J. Peter Grace Jr., the former chairman of his family's conglomerate who crusaded against government waste as head of the Reagan-era Grace Commission, has died at 81.

The adviser to three presidents died Wednesday night from cancer.As chief executive officer of W.R. Grace & Co., the world's leading maker of specialty chemicals, the workaholic Grace was the longest-running head of a major U.S. company.

But he fell from power last month when major shareholders revolted, partly because of millions in company payments for his chef, nurses and other lavish perks. Earlier in March, chief executive J.P. Bolduc - who was streamlining the company - was forced out because of sexual harassment allegations.

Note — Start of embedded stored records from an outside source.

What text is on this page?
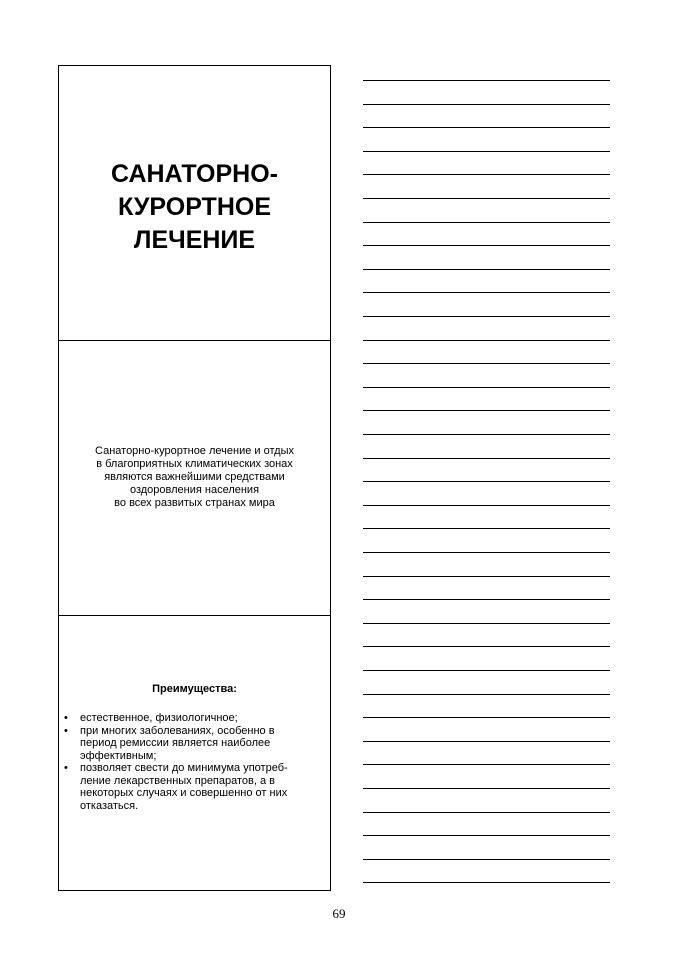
САНАТОРНО-
КУРОРТНОЕ
ЛЕЧЕНИЕ
Санаторно-курортное лечение и отдых
в благоприятных климатических зонах
являются важнейшими средствами
оздоровления населения
во всех развитых странах мира
Преимущества:
• естественное, физиологичное;
• при многих заболеваниях, особенно в
период ремиссии является наиболее
эффективным;
• позволяет свести до минимума употреб-
ление лекарственных препаратов, а в
некоторых случаях и совершенно от них
отказаться.
69
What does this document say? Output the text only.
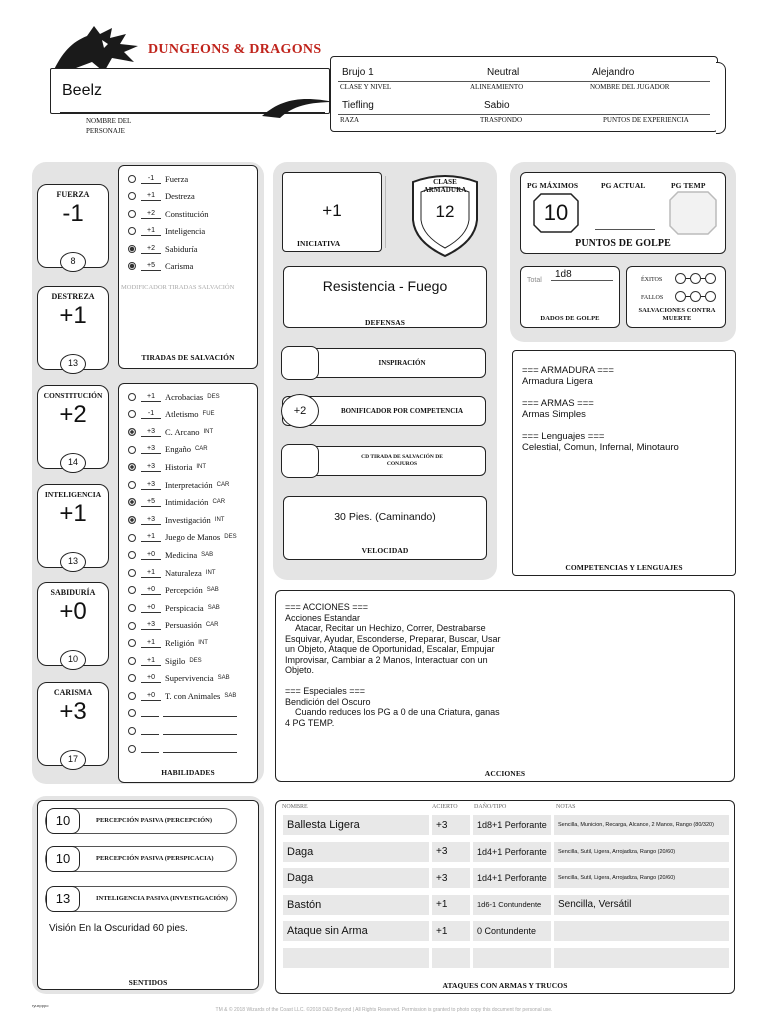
DUNGEONS & DRAGONS
Beelz
NOMBRE DEL PERSONAJE
Brujo 1
CLASE Y NIVEL
Neutral
ALINEAMIENTO
Alejandro
NOMBRE DEL JUGADOR
Tiefling
RAZA
Sabio
TRASPONDO	PUNTOS DE EXPERIENCIA
FUERZA
-1
8
DESTREZA
+1
13
CONSTITUCIÓN
+2
14
INTELIGENCIA
+1
13
SABIDURÍA
+0
10
CARISMA
+3
17
-1	Fuerza
+1	Destreza
+2	Constitución
+1	Inteligencia
+2	Sabiduría
+5	Carisma
MODIFICADOR TIRADAS SALVACIÓN
TIRADAS DE SALVACIÓN
+1	Acrobacias DES
-1	Atletismo FUE
+3	C. Arcano INT
+3	Engaño CAR
+3	Historia INT
+3	Interpretación CAR
+5	Intimidación CAR
+3	Investigación INT
+1	Juego de Manos DES
+0	Medicina SAB
+1	Naturaleza INT
+0	Percepción SAB
+0	Perspicacia SAB
+3	Persuasión CAR
+1	Religión INT
+1	Sigilo DES
+0	Supervivencia SAB
+0	T. con Animales SAB
HABILIDADES
+1
INICIATIVA
CLASE ARMADURA
12
Resistencia - Fuego
DEFENSAS
INSPIRACIÓN
+2	BONIFICADOR POR COMPETENCIA
CD TIRADA DE SALVACIÓN DE CONJUROS
30 Pies. (Caminando)
VELOCIDAD
PG MÁXIMOS	PG ACTUAL	PG TEMP
10
PUNTOS DE GOLPE
Total
1d8
DADOS DE GOLPE
ÉXITOS
FALLOS
SALVACIONES CONTRA MUERTE
=== ARMADURA ===
Armadura Ligera

=== ARMAS ===
Armas Simples

=== Lenguajes ===
Celestial, Comun, Infernal, Minotauro
COMPETENCIAS Y LENGUAJES
=== ACCIONES ===
Acciones Estandar
Atacar, Recitar un Hechizo, Correr, Destrabarse
Esquivar, Ayudar, Esconderse, Preparar, Buscar, Usar
un Objeto, Ataque de Oportunidad, Escalar, Empujar
Improvisar, Cambiar a 2 Manos, Interactuar con un
Objeto.

=== Especiales ===
Bendición del Oscuro
Cuando reduces los PG a 0 de una Criatura, ganas
4 PG TEMP.
ACCIONES
SENTIDOS
10	PERCEPCIÓN PASIVA (PERCEPCIÓN)
10	PERCEPCIÓN PASIVA (PERSPICACIA)
13	INTELIGENCIA PASIVA (INVESTIGACIÓN)
Visión En la Oscuridad 60 pies.
NOMBRE	ACIERTO	DAÑO/TIPO	NOTAS
Ballesta Ligera	+3	1d8+1 Perforante	Sencilla, Municion, Recarga, Alcance, 2 Manos, Rango (80/320)
Daga	+3	1d4+1 Perforante	Sencilla, Sutil, Ligera, Arrojadiza, Rango (20/60)
Daga	+3	1d4+1 Perforante	Sencilla, Sutil, Ligera, Arrojadiza, Rango (20/60)
Bastón	+1	1d6-1 Contundente	Sencilla, Versátil
Ataque sin Arma	+1	0 Contundente
ATAQUES CON ARMAS Y TRUCOS
ryuxpppo
TM & © 2018 Wizards of the Coast LLC. ©2018 D&D Beyond | All Rights Reserved. Permission is granted to photo copy this document for personal use.
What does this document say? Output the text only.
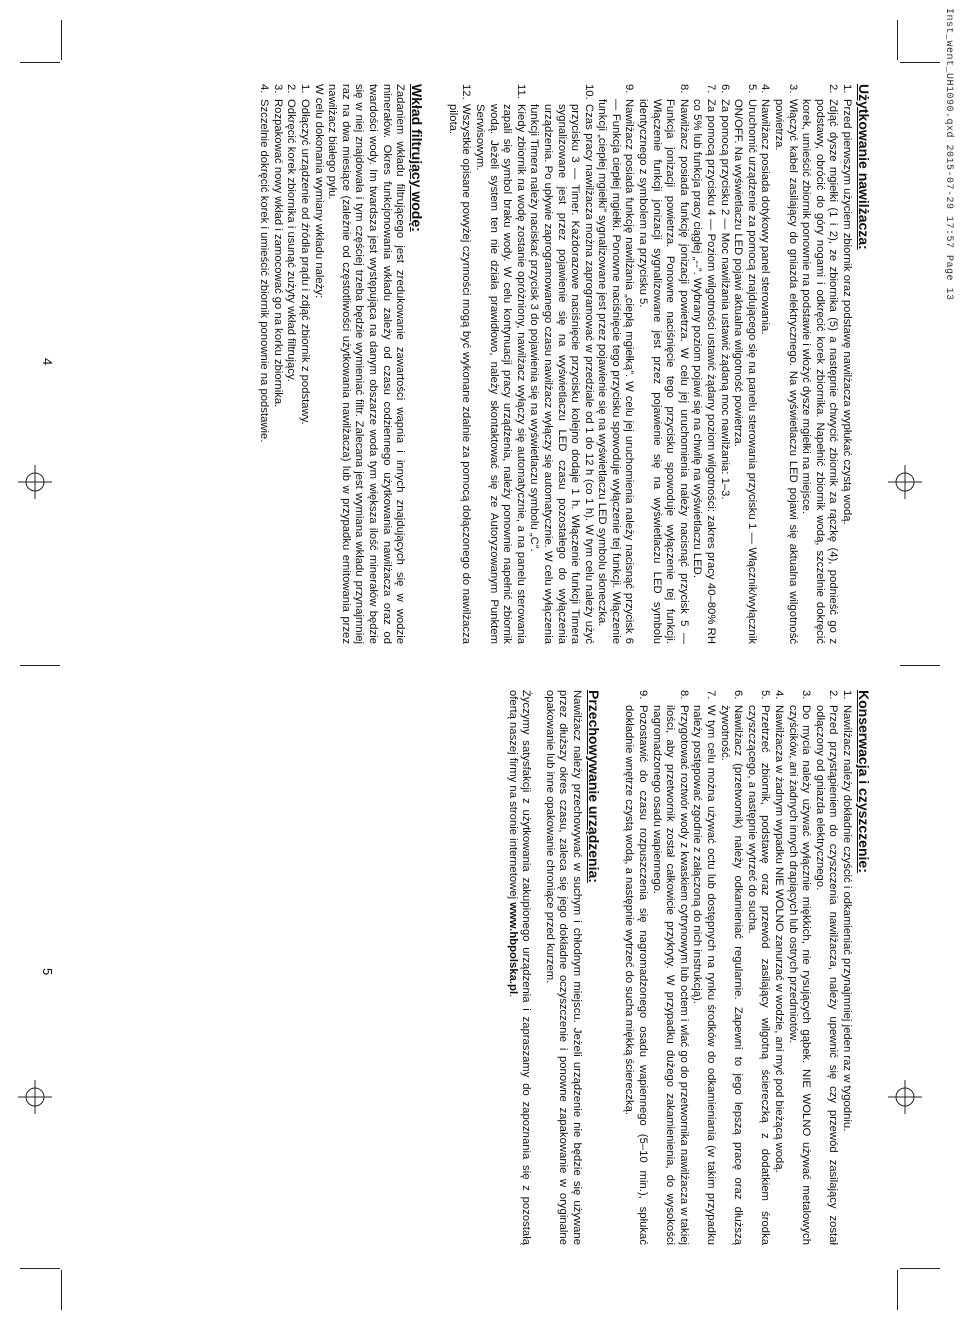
Inst_went_UH1090.qxd 2015-07-29 17:57 Page 13
Użytkowanie nawilżacza:
1.
Przed pierwszym użyciem zbiornik oraz podstawę nawilżacza wypłukać czystą wodą.
2.
Zdjąć dysze mgiełki (1 i 2), ze zbiornika (5) a następnie chwycić zbiornik za rączkę (4), podnieść go z podstawy, obrócić do góry nogami i odkręcić korek zbiornika. Napełnić zbiornik wodą, szczelnie dokręcić korek, umieścić zbiornik ponownie na podstawie i włożyć dysze mgiełki na miejsce.
3.
Włączyć kabel zasilający do gniazda elektrycznego. Na wyświetlaczu LED pojawi się aktualna wilgotność powietrza.
4.
Nawilżacz posiada dotykowy panel sterowania.
5.
Uruchomić urządzenie za pomocą znajdującego się na panelu sterowania przycisku 1 — Włącznik/wyłącznik ON/OFF. Na wyświetlaczu LED pojawi aktualna wilgotność powietrza.
6.
Za pomocą przycisku 2 — Moc nawilżania ustawić żądaną moc nawilżania: 1–3.
7.
Za pomocą przycisku 4 — Poziom wilgotności ustawić żądany poziom wilgotności: zakres pracy 40–80% RH co 5% lub funkcja pracy ciągłej „--”. Wybrany poziom pojawi się na chwilę na wyświetlaczu LED.
8.
Nawilżacz posiada funkcję jonizacji powietrza. W celu jej uruchomienia należy nacisnąć przycisk 5 — Funkcja jonizacji powietrza. Ponowne naciśnięcie tego przycisku spowoduje wyłączenie tej funkcji. Włączenie funkcji jonizacji sygnalizowane jest przez pojawienie się na wyświetlaczu LED symbolu identycznego z symbolem na przycisku 5.
9.
Nawilżacz posiada funkcję nawilżania „ciepłą mgiełką”. W celu jej uruchomienia należy nacisnąć przycisk 6 — Funkcja ciepłej mgiełki. Ponowne naciśnięcie tego przycisku spowoduje wyłączenie tej funkcji. Włączenie funkcji „ciepłej mgiełki” sygnalizowane jest przez pojawienie się na wyświetlaczu LED symbolu słoneczka.
10.
Czas pracy nawilżacza można zaprogramować w przedziale od 1 do 12 h (co 1 h). W tym celu należy użyć przycisku 3 — Timer. Każdorazowe naciśnięcie przycisku kolejno dodaje 1 h. Włączenie funkcji Timera sygnalizowane jest przez pojawienie się na wyświetlaczu LED czasu pozostałego do wyłączenia urządzenia. Po upływie zaprogramowanego czasu nawilżacz wyłączy się automatycznie. W celu wyłączenia funkcji Timera należy naciskać przycisk 3 do pojawienia się na wyświetlaczu symbolu „C”.
11.
Kiedy zbiornik na wodę zostanie opróżniony, nawilżacz wyłączy się automatycznie, a na panelu sterowania zapali się symbol braku wody. W celu kontynuacji pracy urządzenia, należy ponownie napełnić zbiornik wodą. Jeżeli system ten nie działa prawidłowo, należy skontaktować się ze Autoryzowanym Punktem Serwisowym.
12.
Wszystkie opisane powyżej czynności mogą być wykonane zdalnie za pomocą dołączonego do nawilżacza pilota.
Wkład filtrujący wodę:

Zadaniem wkładu filtrującego jest zredukowanie zawartości wapnia i innych znajdujących się w wodzie minerałów. Okres funkcjonowania wkładu zależy od czasu codziennego użytkowania nawilżacza oraz od twardości wody. Im twardsza jest występująca na danym obszarze woda tym większa ilość minerałów będzie się w niej znajdowała i tym częściej trzeba będzie wymieniać filtr. Zalecana jest wymiana wkładu przynajmniej raz na dwa miesiące (zależnie od częstotliwości użytkowania nawilżacza) lub w przypadku emitowania przez nawilżacz białego pyłu.

W celu dokonania wymiany wkładu należy:

1.
Odłączyć urządzenie od źródła prądu i zdjąć zbiornik z podstawy.
2.
Odkręcić korek zbiornika i usunąć zużyty wkład filtrujący.
3.
Rozpakować nowy wkład i zamocować go na korku zbiornika.
4.
Szczelnie dokręcić korek i umieścić zbiornik ponownie na podstawie.
4
Konserwacja i czyszczenie:
1.
Nawilżacz należy dokładnie czyścić i odkamieniać przynajmniej jeden raz w tygodniu.
2.
Przed przystąpieniem do czyszczenia nawilżacza, należy upewnić się czy przewód zasilający został odłączony od gniazda elektrycznego.
3.
Do mycia należy używać wyłącznie miękkich, nie rysujących gąbek. NIE WOLNO używać metalowych czyścików, ani żadnych innych drapiących lub ostrych przedmiotów.
4.
Nawilżacza w żadnym wypadku NIE WOLNO zanurzać w wodzie, ani myć pod bieżącą wodą.
5.
Przetrzeć zbiornik, podstawę oraz przewód zasilający wilgotną ściereczką z dodatkiem środka czyszczącego, a następnie wytrzeć do sucha.
6.
Nawilżacz (przetwornik) należy odkamieniać regularnie. Zapewni to jego lepszą pracę oraz dłuższą żywotność.
7.
W tym celu można używać octu lub dostępnych na rynku środków do odkamieniania (w takim przypadku należy postępować zgodnie z załączoną do nich instrukcją).
8.
Przygotować roztwór wody z kwaskiem cytrynowym lub octem i wlać go do przetwornika nawilżacza w takiej ilości, aby przetwornik został całkowicie przykryty. W przypadku dużego zakamienienia, do wysokości nagromadzonego osadu wapiennego.
9.
Pozostawić do czasu rozpuszczenia się nagromadzonego osadu wapiennego (5–10 min.), spłukać dokładnie wnętrze czystą wodą, a następnie wytrzeć do sucha miękką ściereczką.
Przechowywanie urządzenia:

Nawilżacz należy przechowywać w suchym i chłodnym miejscu. Jeżeli urządzenie nie będzie się używane przez dłuższy okres czasu, zaleca się jego dokładne oczyszczenie i ponowne zapakowanie w oryginalne opakowanie lub inne opakowanie chroniące przed kurzem.

Życzymy satysfakcji z użytkowania zakupionego urządzenia i zapraszamy do zapoznania się z pozostałą ofertą naszej firmy na stronie internetowej www.hbpolska.pl.

5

The Grace empire was founded in Peru as a shipping concern by Grace's Irish immigrant grandfather and then moved to New York, where the trading company was led by three successive generations of Graces. Grace was chief executive from 1945-1992.

"He looked on the Grace company as his family corporation," said columnist Jack Anderson, who co-chairs an institute on government waste that Grace founded after the commission finished its work in 1984. "I guess he had some trouble understanding that it was owned by the shareholders."

Grace started in the company mailroom in 1936 after graduating from Yale University. By age 32 he had taken over the company, which had expanded into aviation, cotton, sugar and nitrate in Latin America.

Outside the business world, Grace won attention for leading the Grace Commission, a two-year Reagan administration effort starting in 1982 to root out government waste.